Treron vs Leaf green
Treron (Farrow & Ball) and Leaf green (RAL Classic) come from different manufacturers. Treron reads as greige-grey, while Leaf green reads as green — two distinct hue families, not close cousins. The 14-point LRV gap — 25 for Treron vs 11 for Leaf green — means Treron will open up a space more effectively. A ΔE of 34.4 puts these firmly in different territory — two distinct design choices rather than close alternatives. Below you'll find 2 real-room photo comparisons where both colors appear side by side, plus 5 simulated room previews.
Treron vs Leaf green in Real Spaces
2 real rooms side by side. Seeing Treron and Leaf green in actual rooms makes the difference concrete; browse the spaces below to get a feel for how each color lives on a wall.
Kitchen
Kitchens often have the harshest, most revealing light in the house — under-cabinet LEDs and overhead fixtures that strip away subtlety. Treron returns significantly more light to the room — in a smaller or darker space, that difference in perceived brightness is hard to miss.
Front Door
On a front door, the color is both the first and last thing you see — a context where even a modest tonal difference reads clearly. Treron reflects noticeably more light off the walls, making the space read more open than Leaf green.
Color Details
Treron vs Leaf green Simulated Comparison
5 simulated room previews — drag the slider on each to see Treron on one side and Leaf green on the other.
Digital color is approximate.

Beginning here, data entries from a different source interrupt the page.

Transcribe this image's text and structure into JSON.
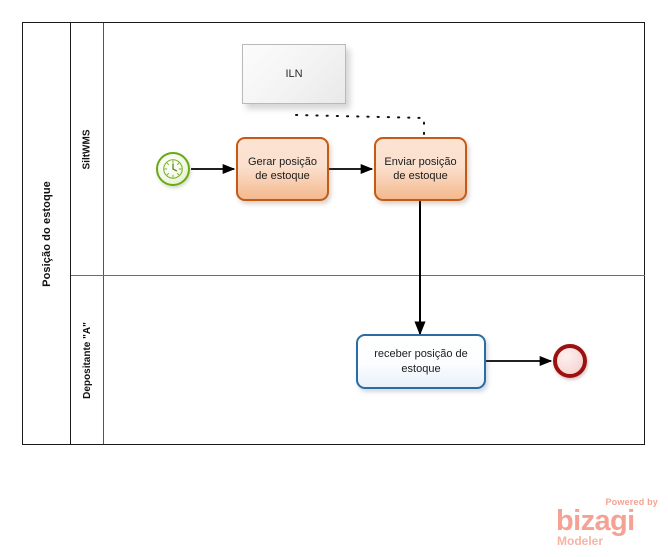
{
  "diagram": {
    "type": "bpmn-process-diagram",
    "pool": {
      "name": "Posição do estoque",
      "lanes": [
        {
          "name": "SiltWMS"
        },
        {
          "name": "Depositante \"A\""
        }
      ]
    },
    "elements": {
      "start_event": {
        "label": "",
        "kind": "timer-start-event",
        "icon": "clock-icon",
        "color": "#6aa818"
      },
      "task_gerar": {
        "label": "Gerar posição de estoque",
        "kind": "task",
        "color": "#c35a16"
      },
      "task_enviar": {
        "label": "Enviar posição de estoque",
        "kind": "task",
        "color": "#c35a16"
      },
      "task_receber": {
        "label": "receber posição de estoque",
        "kind": "task",
        "color": "#2b6ca3"
      },
      "artifact_iln": {
        "label": "ILN",
        "kind": "artifact-box"
      },
      "end_event": {
        "label": "",
        "kind": "end-event",
        "color": "#9b1111"
      }
    },
    "connectors": [
      {
        "name": "start-to-gerar",
        "kind": "sequence-flow"
      },
      {
        "name": "gerar-to-enviar",
        "kind": "sequence-flow"
      },
      {
        "name": "enviar-to-receber",
        "kind": "message-flow"
      },
      {
        "name": "receber-to-end",
        "kind": "sequence-flow"
      },
      {
        "name": "iln-to-enviar",
        "kind": "association-dotted"
      }
    ]
  },
  "branding": {
    "powered_by": "Powered by",
    "product": "bizagi",
    "edition": "Modeler",
    "color": "#f4a293"
  }
}
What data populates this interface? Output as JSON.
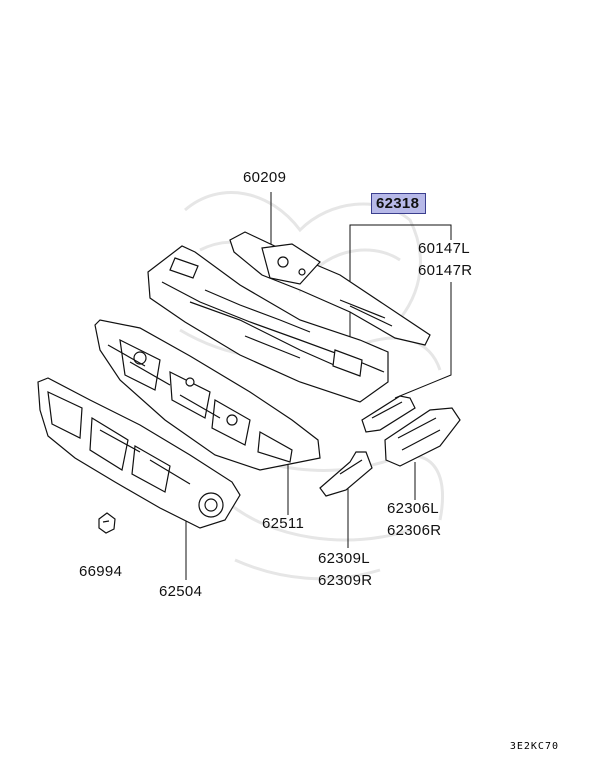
{
  "labels": {
    "p60209": "60209",
    "p62318": "62318",
    "p60147L": "60147L",
    "p60147R": "60147R",
    "p62306L": "62306L",
    "p62306R": "62306R",
    "p62309L": "62309L",
    "p62309R": "62309R",
    "p62511": "62511",
    "p66994": "66994",
    "p62504": "62504"
  },
  "diagram_code": "3E2KC70",
  "colors": {
    "highlight": "#b7b9e8",
    "line": "#111111"
  }
}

These simulations are generated from the manufacturer's hex values and overlaid on grayscale room photos — your screen's calibration, brightness, and viewing angle all affect how they render. Before committing to either color, test physical samples in your own space under the light you actually live with.
More Treron comparisons
See how Treron stacks up against other well-photographed colors across different brands and tones.